Sin duda la contribución más valiosa era la de Carmen, la frutera, quien día sí día también le hacía entrega de varias piezas de fruta y de un delicioso bocadillo de lomo y queso con ración extra de queso, hay que decirlo. Tampoco había que desdeñar la de Chema, el panadero, y la ropa de su mujer que aunque vieja aún le quedaba mucho uso útil. ¿Y qué decir de María, la dueña de la tienda vintage, que siempre guardaba una generosa ración de su tarta de manzana para la desdichada Fintanela, acompañado de un delicioso café capuccino, su favorito?. También Mateo, el zapatero, reclamó su parte en base a los varios pares de zapatos que había donado a la extraña vecina. Y Celestino, el kioskero, recordó a los presentes que no habían sido pocas las ocasiones en las que alguna monedilla había dejado caer en la famosa caja acompañada de algún periódico viejo y varias revistas.

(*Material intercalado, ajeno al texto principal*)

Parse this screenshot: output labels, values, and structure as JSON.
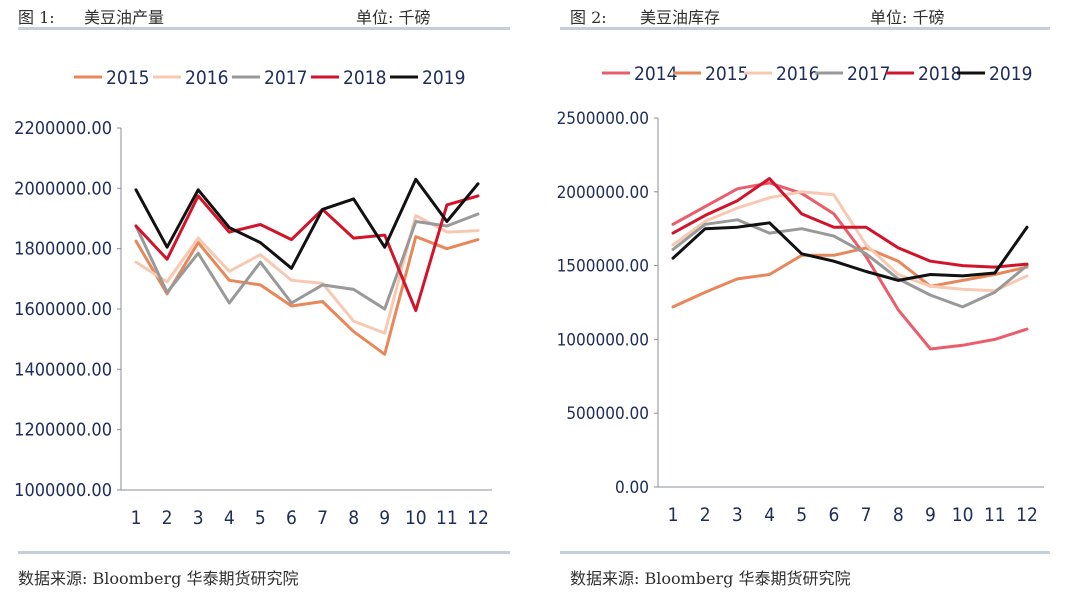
{
  "panels": {
    "left": {
      "fig_label": "图 1:",
      "title": "美豆油产量",
      "unit": "单位: 千磅",
      "source": "数据来源: Bloomberg 华泰期货研究院"
    },
    "right": {
      "fig_label": "图 2:",
      "title": "美豆油库存",
      "unit": "单位: 千磅",
      "source": "数据来源: Bloomberg 华泰期货研究院"
    }
  },
  "chart_data": [
    {
      "type": "line",
      "title": "美豆油产量",
      "x": [
        "1",
        "2",
        "3",
        "4",
        "5",
        "6",
        "7",
        "8",
        "9",
        "10",
        "11",
        "12"
      ],
      "ylim": [
        1000000,
        2200000
      ],
      "yticks": [
        "1000000.00",
        "1200000.00",
        "1400000.00",
        "1600000.00",
        "1800000.00",
        "2000000.00",
        "2200000.00"
      ],
      "legend_position": "top",
      "series": [
        {
          "name": "2015",
          "color": "#e8875a",
          "values": [
            1825000,
            1650000,
            1820000,
            1695000,
            1680000,
            1610000,
            1625000,
            1525000,
            1450000,
            1840000,
            1800000,
            1830000
          ]
        },
        {
          "name": "2016",
          "color": "#f8c9b2",
          "values": [
            1755000,
            1690000,
            1835000,
            1725000,
            1780000,
            1695000,
            1685000,
            1560000,
            1520000,
            1910000,
            1855000,
            1860000
          ]
        },
        {
          "name": "2017",
          "color": "#999999",
          "values": [
            1875000,
            1655000,
            1785000,
            1620000,
            1755000,
            1620000,
            1680000,
            1665000,
            1600000,
            1890000,
            1875000,
            1915000
          ]
        },
        {
          "name": "2018",
          "color": "#d2142b",
          "values": [
            1875000,
            1765000,
            1975000,
            1855000,
            1880000,
            1830000,
            1930000,
            1835000,
            1845000,
            1595000,
            1945000,
            1975000
          ]
        },
        {
          "name": "2019",
          "color": "#111111",
          "values": [
            1995000,
            1805000,
            1995000,
            1870000,
            1820000,
            1735000,
            1930000,
            1965000,
            1805000,
            2030000,
            1890000,
            2015000
          ]
        }
      ]
    },
    {
      "type": "line",
      "title": "美豆油库存",
      "x": [
        "1",
        "2",
        "3",
        "4",
        "5",
        "6",
        "7",
        "8",
        "9",
        "10",
        "11",
        "12"
      ],
      "ylim": [
        0,
        2500000
      ],
      "yticks": [
        "0.00",
        "500000.00",
        "1000000.00",
        "1500000.00",
        "2000000.00",
        "2500000.00"
      ],
      "legend_position": "top",
      "series": [
        {
          "name": "2014",
          "color": "#ea5d6b",
          "values": [
            1780000,
            1900000,
            2020000,
            2060000,
            1990000,
            1850000,
            1560000,
            1200000,
            935000,
            960000,
            1000000,
            1070000
          ]
        },
        {
          "name": "2015",
          "color": "#e8875a",
          "values": [
            1220000,
            1320000,
            1410000,
            1440000,
            1570000,
            1570000,
            1620000,
            1530000,
            1360000,
            1400000,
            1440000,
            1490000
          ]
        },
        {
          "name": "2016",
          "color": "#f8c9b2",
          "values": [
            1640000,
            1800000,
            1890000,
            1960000,
            2000000,
            1980000,
            1640000,
            1440000,
            1360000,
            1340000,
            1330000,
            1430000
          ]
        },
        {
          "name": "2017",
          "color": "#999999",
          "values": [
            1610000,
            1780000,
            1810000,
            1720000,
            1750000,
            1700000,
            1580000,
            1410000,
            1300000,
            1220000,
            1320000,
            1500000
          ]
        },
        {
          "name": "2018",
          "color": "#d2142b",
          "values": [
            1720000,
            1840000,
            1940000,
            2090000,
            1850000,
            1760000,
            1760000,
            1620000,
            1530000,
            1500000,
            1490000,
            1510000
          ]
        },
        {
          "name": "2019",
          "color": "#111111",
          "values": [
            1550000,
            1750000,
            1760000,
            1790000,
            1580000,
            1530000,
            1460000,
            1400000,
            1440000,
            1430000,
            1450000,
            1760000
          ]
        }
      ]
    }
  ]
}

O Casilda, la de la ultramarinos mencionó la que había sido su manta para ver la tele o Clemente, el mesonero y las docenas de churros que le había regalado... Así, uno tras otro, cada vecino fue relatando sus contribuciones y todas fueron ponderadas, cuantificadas, valoradas, repartiéndose proporcionalmente el contenido de la caja.
 
A pesar de alguna tímida protesta o algún gesto torcido, cualquier intento de oposición fue contenida y todos los vecinos regresaron a sus lugares de trabajo satisfechos y felices, al menos durante ese día, palpando los fajos de billetes de veinte euros repartidos entre sus bolsillos. La caja, por si a alguien le interesa saberlo, con el letrero de Fintanela escrito en su tapa, acabó en contenedor de reciclaje de color azul de la calle León.